In the same category as ridiculous dosing numbers is the “allo” problem. Companies like Athersys, again to convince big pharma that cells could be made and used like drugs (rather than cells) have overlooked the mounting science that cells from another person still cause certain parts of the host’s immune system to activate, killing the transplanted cells. The company does seem to finally acknowledge this, but in code on their website in that they state “Not a permanent transplant – cells cleared from the body over time (like a drug)”. To the casual investor without a knowledge of how cells work, this statement might seem to make Multistem incredibly attractive. To anyone with more knowledge, it means, “we know that our cells are killed off by the host’s immune system and aren’t around for long, but we’re trying to make lemons look like lemonade”.
You can’t look at an autopsy of the death of the Athersys-Pfizer partnership without discussing regulation. The USFDA and now the EMA have both decided that many types of cell therapy should be regulated the same as chemical drugs. This has added a gigantic cost burden to the use of stem cells to help patients.
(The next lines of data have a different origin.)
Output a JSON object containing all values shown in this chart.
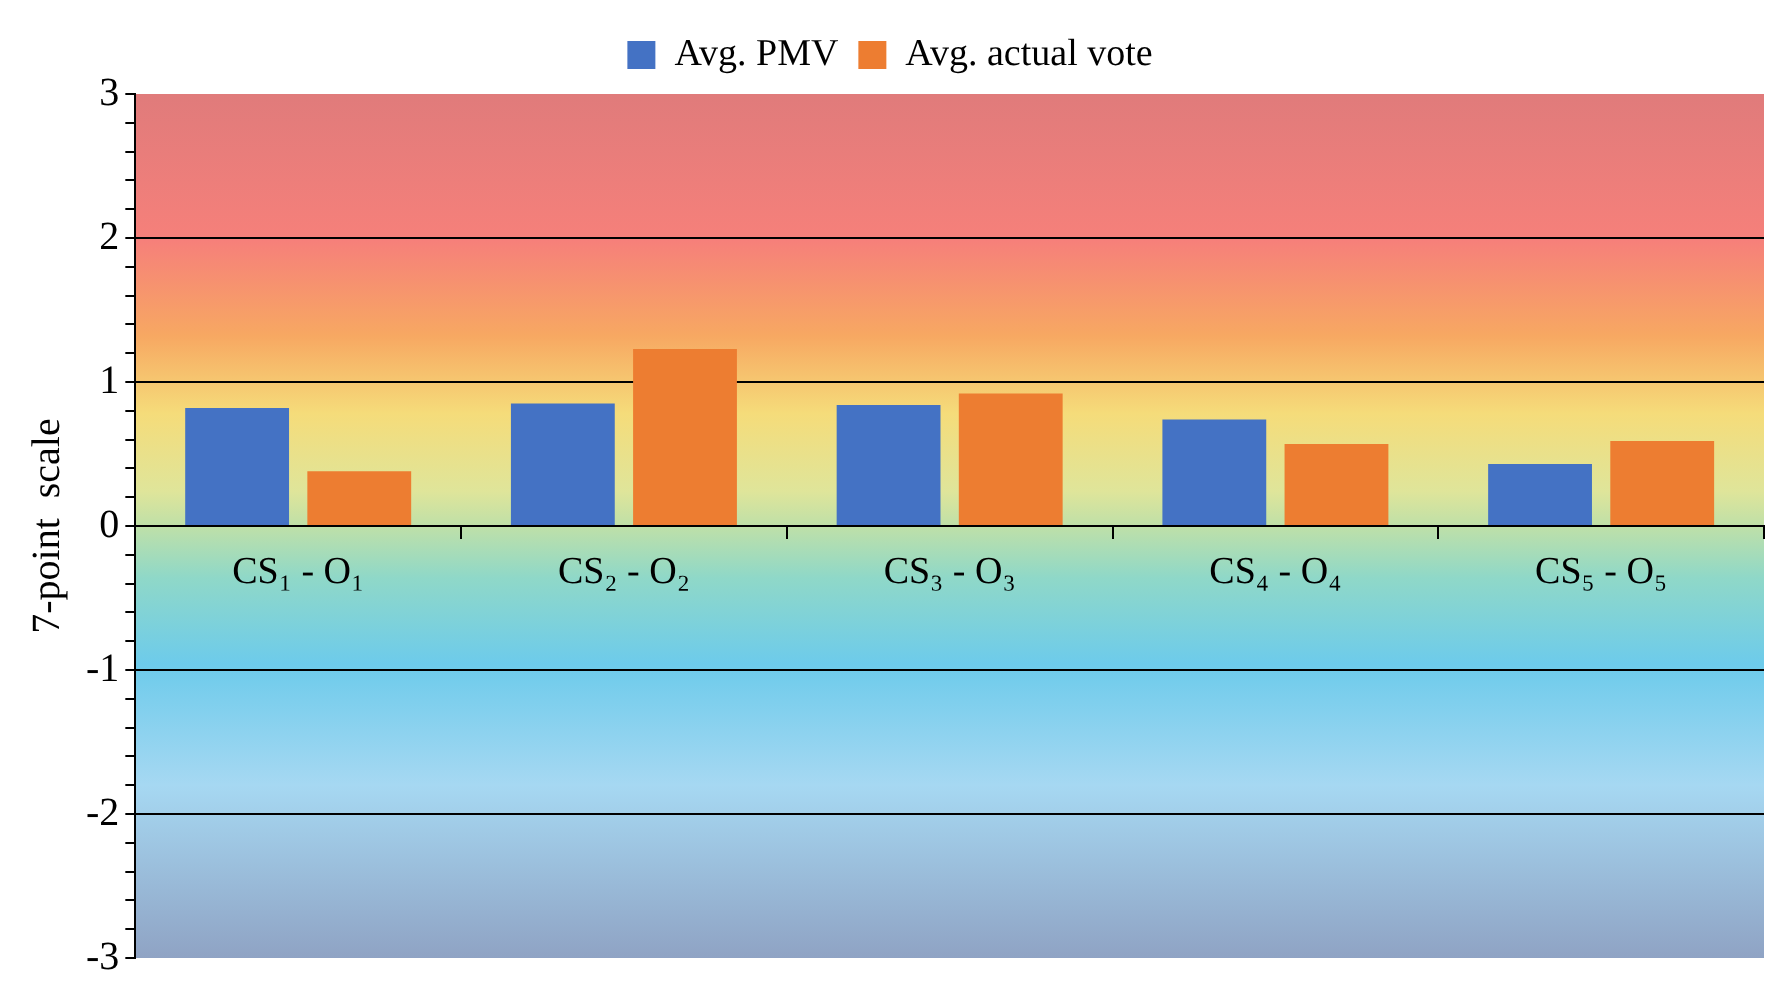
{
  "chart_data": {
    "type": "bar",
    "ylabel": "7-point  scale",
    "categories": [
      "CS₁ - O₁",
      "CS₂ - O₂",
      "CS₃ - O₃",
      "CS₄ - O₄",
      "CS₅ - O₅"
    ],
    "series": [
      {
        "name": "Avg. PMV",
        "color": "#4472c4",
        "values": [
          0.82,
          0.85,
          0.84,
          0.74,
          0.43
        ]
      },
      {
        "name": "Avg. actual vote",
        "color": "#ed7d31",
        "values": [
          0.38,
          1.23,
          0.92,
          0.57,
          0.59
        ]
      }
    ],
    "ylim": [
      -3,
      3
    ],
    "yticks": [
      -3,
      {
        "value": -2.8,
        "label": null
      },
      {
        "value": -2.6,
        "label": null
      },
      {
        "value": -2.4,
        "label": null
      },
      {
        "value": -2.2,
        "label": null
      },
      -2,
      {
        "value": -1.8,
        "label": null
      },
      {
        "value": -1.6,
        "label": null
      },
      {
        "value": -1.4,
        "label": null
      },
      {
        "value": -1.2,
        "label": null
      },
      -1,
      {
        "value": -0.8,
        "label": null
      },
      {
        "value": -0.6,
        "label": null
      },
      {
        "value": -0.4,
        "label": null
      },
      {
        "value": -0.2,
        "label": null
      },
      0,
      {
        "value": 0.2,
        "label": null
      },
      {
        "value": 0.4,
        "label": null
      },
      {
        "value": 0.6,
        "label": null
      },
      {
        "value": 0.8,
        "label": null
      },
      1,
      {
        "value": 1.2,
        "label": null
      },
      {
        "value": 1.4,
        "label": null
      },
      {
        "value": 1.6,
        "label": null
      },
      {
        "value": 1.8,
        "label": null
      },
      2,
      {
        "value": 2.2,
        "label": null
      },
      {
        "value": 2.4,
        "label": null
      },
      {
        "value": 2.6,
        "label": null
      },
      {
        "value": 2.8,
        "label": null
      },
      3
    ],
    "grid": "y",
    "legend": "top"
  }
}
While the cell therapy industry has argued until they’re blue in the face that this is the right move, many others have argued it’s the wrong move. In fact, without the financial muscle of huge pharma companies like Pfizer, the costs of FDA approval go from simply a market barrier to entry, to a crippling albatross.
Finally, the hype machine created around embryonic stem cells is partly to blame for the death of this partnership. Due to the religious right’s opposition to anything embryonic, to gain public support for their research, scientists created a marketing machine of professional groups second to none. They convinced the public and then investors that stem cells were magical and could cure everything known to man, rather than a great tool, useful to help patients in certain circumstances. Add in the pandering to big pharma as discussed above and the high cost of the regulatory burden and rather than cells being helpful tools, stem cells had to perform like magic fairy dust by making the blind see and the crippled walk to get insurance companies to want to pay the high price of admission. In the end, it looks like Pfizer finally realized that someone else’s stem cells in a vial weren’t performing like magic.
The upshot? As I’ve warned before, be very wary of investments in mass manufactured stem cell therapy drug companies. While a few will become the household names of the future and do quite well because they are focusing on low cost technologies or do have home run applications, most will fail miserably like Athersys for the reasons above.